Simone Oldenburg, bildungspolitische Sprecherin der Linken-Fraktion im Landtag von Mecklenburg-Vorpommern.  /Archivbild
Simone Oldenburg, bildungspolitische Sprecherin der Linken-Fraktion im Landtag von Mecklenburg-Vorpommern.  /Archivbild

Um Unterrichtsausfall in Mecklenburg-Vorpommern zu verhindern, fordert die Linksfraktion ein Vertretungsbudget für jede Schule und Arbeitszeitkonten für Lehrer.
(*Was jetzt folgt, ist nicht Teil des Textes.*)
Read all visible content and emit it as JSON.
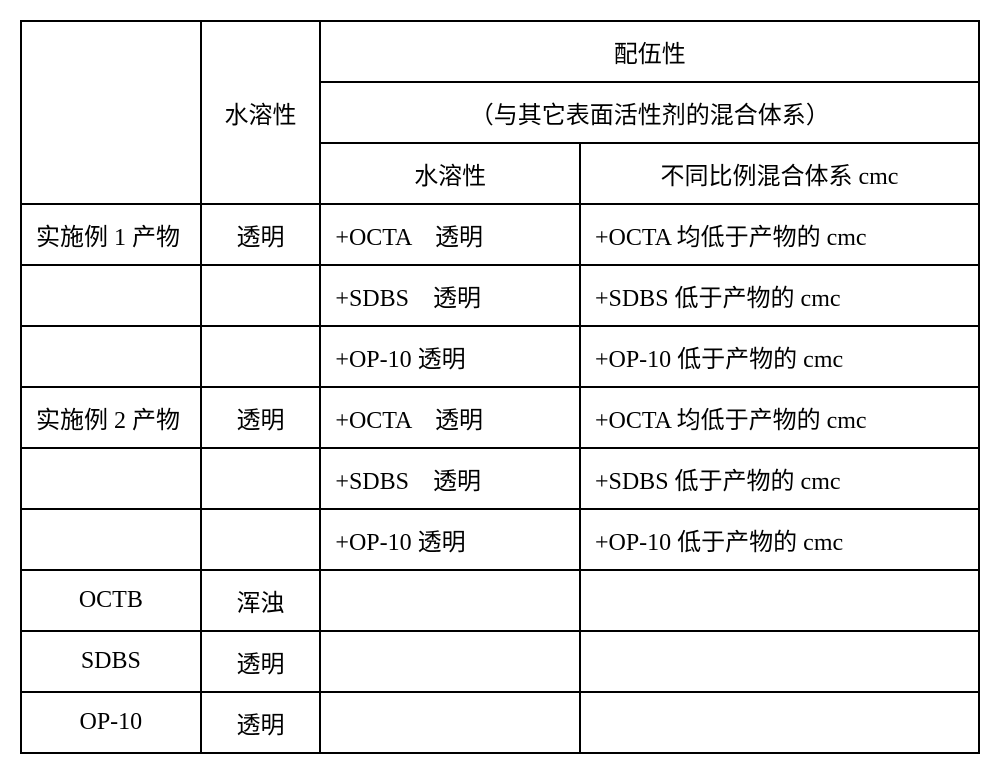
{
  "table": {
    "header": {
      "row_label_col": "",
      "solubility_header": "水溶性",
      "compatibility_header": "配伍性",
      "compatibility_subheader": "（与其它表面活性剂的混合体系）",
      "compat_solubility": "水溶性",
      "compat_cmc": "不同比例混合体系 cmc"
    },
    "rows": [
      {
        "label": "实施例 1 产物",
        "solubility": "透明",
        "compat_sol": "+OCTA　透明",
        "compat_cmc": "+OCTA 均低于产物的 cmc"
      },
      {
        "label": "",
        "solubility": "",
        "compat_sol": "+SDBS　透明",
        "compat_cmc": "+SDBS 低于产物的 cmc"
      },
      {
        "label": "",
        "solubility": "",
        "compat_sol": "+OP-10 透明",
        "compat_cmc": "+OP-10 低于产物的 cmc"
      },
      {
        "label": "实施例 2 产物",
        "solubility": "透明",
        "compat_sol": "+OCTA　透明",
        "compat_cmc": "+OCTA 均低于产物的 cmc"
      },
      {
        "label": "",
        "solubility": "",
        "compat_sol": "+SDBS　透明",
        "compat_cmc": "+SDBS 低于产物的 cmc"
      },
      {
        "label": "",
        "solubility": "",
        "compat_sol": "+OP-10 透明",
        "compat_cmc": "+OP-10 低于产物的 cmc"
      },
      {
        "label": "OCTB",
        "solubility": "浑浊",
        "compat_sol": "",
        "compat_cmc": ""
      },
      {
        "label": "SDBS",
        "solubility": "透明",
        "compat_sol": "",
        "compat_cmc": ""
      },
      {
        "label": "OP-10",
        "solubility": "透明",
        "compat_sol": "",
        "compat_cmc": ""
      }
    ]
  }
}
Im Schulhalbjahr 2018/2019 habe es an den allgemeinbildenden und beruflichen Schulen mehr als 35 000 Vertretungsstunden gegeben, in denen die Schüler «still» beschäftigt wurden, anstatt Unterricht zu bekommen, sagte die bildungspolitische Sprecherin der Linksfraktion, Simone Oldenburg, am Dienstag. Das seien über 15 Prozent mehr als im Vorjahr.

svz.de von
25. Juni 2019, 16:29 Uhr

Stillbeschäftigung sei jedoch kein Unterricht, sondern Ausfall, kritisierte Oldenburg. «Die Landesregierung muss doch merken, dass sich Unterrichtsausfall nicht durch Zauberhand verringern lässt.» Sie fordert ein Vertretungsbudget für jede Schule und die Einrichtung von Arbeitszeitkonten für die Lehrer. Dadurch werde sichergestellt, dass jede geleistete Stunde auch vergütet werde.